Dozens of saltwater crocodiles in a pen at Johnstone River Crocodile Farm in Innisfail, Queensland, Australia in 2006.
REUTERS/Russell Boyce
A low-flying helicopter sparked a mating frenzy at a crocodile farm in Australia.
It’s currently courtship season for saltwater crocs on the continent.
The crocs may have mistaken the chopper’s sound for a storm or rival males.
You might expect the whirring blades of a helicopter to spark concern or annoyance from animals in the vicinity. But for the reptilian residents of a crocodile farm, a low-flying chopper seemed to signal mating season.
“All of the big males got up and roared and bellowed up at the sky, and then after the helicopters left they mated like mad,” John Lever, owner of the Koorana Crocodile Farm in Queensland, Australia, told ABC.
It’s not quite clear what about the Chinook helicopter excited the crocs, but experts suspect the animals may have mistaken it for a thunderstorm. That’s right, thunderstorms really get crocs riled up.
Crocodilian courtship
October and November are spring months for Australia and are typical mating periods for the country’s saltwater crocodiles.
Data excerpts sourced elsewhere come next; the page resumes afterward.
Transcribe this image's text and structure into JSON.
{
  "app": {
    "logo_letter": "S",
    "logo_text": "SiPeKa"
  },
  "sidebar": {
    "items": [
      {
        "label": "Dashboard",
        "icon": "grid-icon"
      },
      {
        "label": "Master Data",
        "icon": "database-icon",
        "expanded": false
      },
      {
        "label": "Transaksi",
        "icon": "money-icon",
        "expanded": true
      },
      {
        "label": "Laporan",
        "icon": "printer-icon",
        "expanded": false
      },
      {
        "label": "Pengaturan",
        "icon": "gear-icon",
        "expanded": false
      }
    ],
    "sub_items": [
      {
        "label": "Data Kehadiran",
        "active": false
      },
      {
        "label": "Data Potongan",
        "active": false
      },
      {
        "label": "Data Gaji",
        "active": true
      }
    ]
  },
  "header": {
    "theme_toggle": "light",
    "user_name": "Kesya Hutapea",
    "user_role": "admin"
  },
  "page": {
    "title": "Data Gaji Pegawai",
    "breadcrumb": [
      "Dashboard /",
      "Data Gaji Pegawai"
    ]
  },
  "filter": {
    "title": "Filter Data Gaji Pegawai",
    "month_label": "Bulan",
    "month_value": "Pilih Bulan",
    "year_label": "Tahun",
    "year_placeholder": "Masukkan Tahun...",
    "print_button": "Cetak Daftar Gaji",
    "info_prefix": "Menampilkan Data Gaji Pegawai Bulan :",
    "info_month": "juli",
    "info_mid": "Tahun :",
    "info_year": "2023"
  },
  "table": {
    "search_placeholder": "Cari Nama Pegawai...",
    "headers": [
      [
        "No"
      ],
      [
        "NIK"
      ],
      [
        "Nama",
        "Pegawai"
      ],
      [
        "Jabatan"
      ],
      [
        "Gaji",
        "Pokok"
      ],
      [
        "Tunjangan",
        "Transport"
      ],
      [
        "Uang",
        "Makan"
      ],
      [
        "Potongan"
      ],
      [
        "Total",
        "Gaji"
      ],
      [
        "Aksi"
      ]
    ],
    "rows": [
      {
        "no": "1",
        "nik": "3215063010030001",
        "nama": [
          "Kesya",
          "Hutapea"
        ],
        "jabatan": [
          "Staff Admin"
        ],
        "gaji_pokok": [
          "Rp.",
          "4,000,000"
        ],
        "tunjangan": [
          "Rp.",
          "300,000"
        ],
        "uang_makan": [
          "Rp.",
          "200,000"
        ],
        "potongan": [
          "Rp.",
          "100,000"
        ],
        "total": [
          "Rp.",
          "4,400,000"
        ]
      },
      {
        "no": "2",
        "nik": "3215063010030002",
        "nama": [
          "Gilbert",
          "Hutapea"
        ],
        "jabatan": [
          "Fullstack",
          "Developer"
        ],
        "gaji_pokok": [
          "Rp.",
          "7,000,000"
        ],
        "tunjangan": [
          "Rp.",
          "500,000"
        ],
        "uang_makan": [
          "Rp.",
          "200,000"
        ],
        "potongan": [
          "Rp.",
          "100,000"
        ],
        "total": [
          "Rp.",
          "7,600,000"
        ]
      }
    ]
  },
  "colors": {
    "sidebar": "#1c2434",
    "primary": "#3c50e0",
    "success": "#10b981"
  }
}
It’s also the rainy season, when thunderstorms are common for parts of the continent.
“Usually, mating is a seasonal thing because [crocodiles] want to coincide with the best time to lay their eggs in a burrow or nest,” herpetologist Mark O’Shea from the University of Wolverhampton told Live Science.
Mating during the stormy season means that when females lay their eggs weeks later, the weather is usually less severe so their eggs will have a lower risk of drowning in a flood.
So the timing seemed right, and the sound and vibrations from the chopper may have mimicked a thunderstorm signaling to the male crocs that it was go time. The motion of the Chinook’s blades may have also caused changes in the barometric pressure similar to a storm.
Or, another theory, is that the crocodiles may have mistaken the helicopter’s roar for the bellows and splashing tails of other males, O’Shea said.
Whatever the cause, the next step will be for the female crocodiles to make nests for their eggs. Using soil and rotting vegetation, they create mounds where dozens of eggs incubate.
Over the course of about three months, the mothers then aggressively protect their eggs.
Lever’s farm has about 3,000 of the reptiles, which he raises for their meat and leather and as a tourist attraction.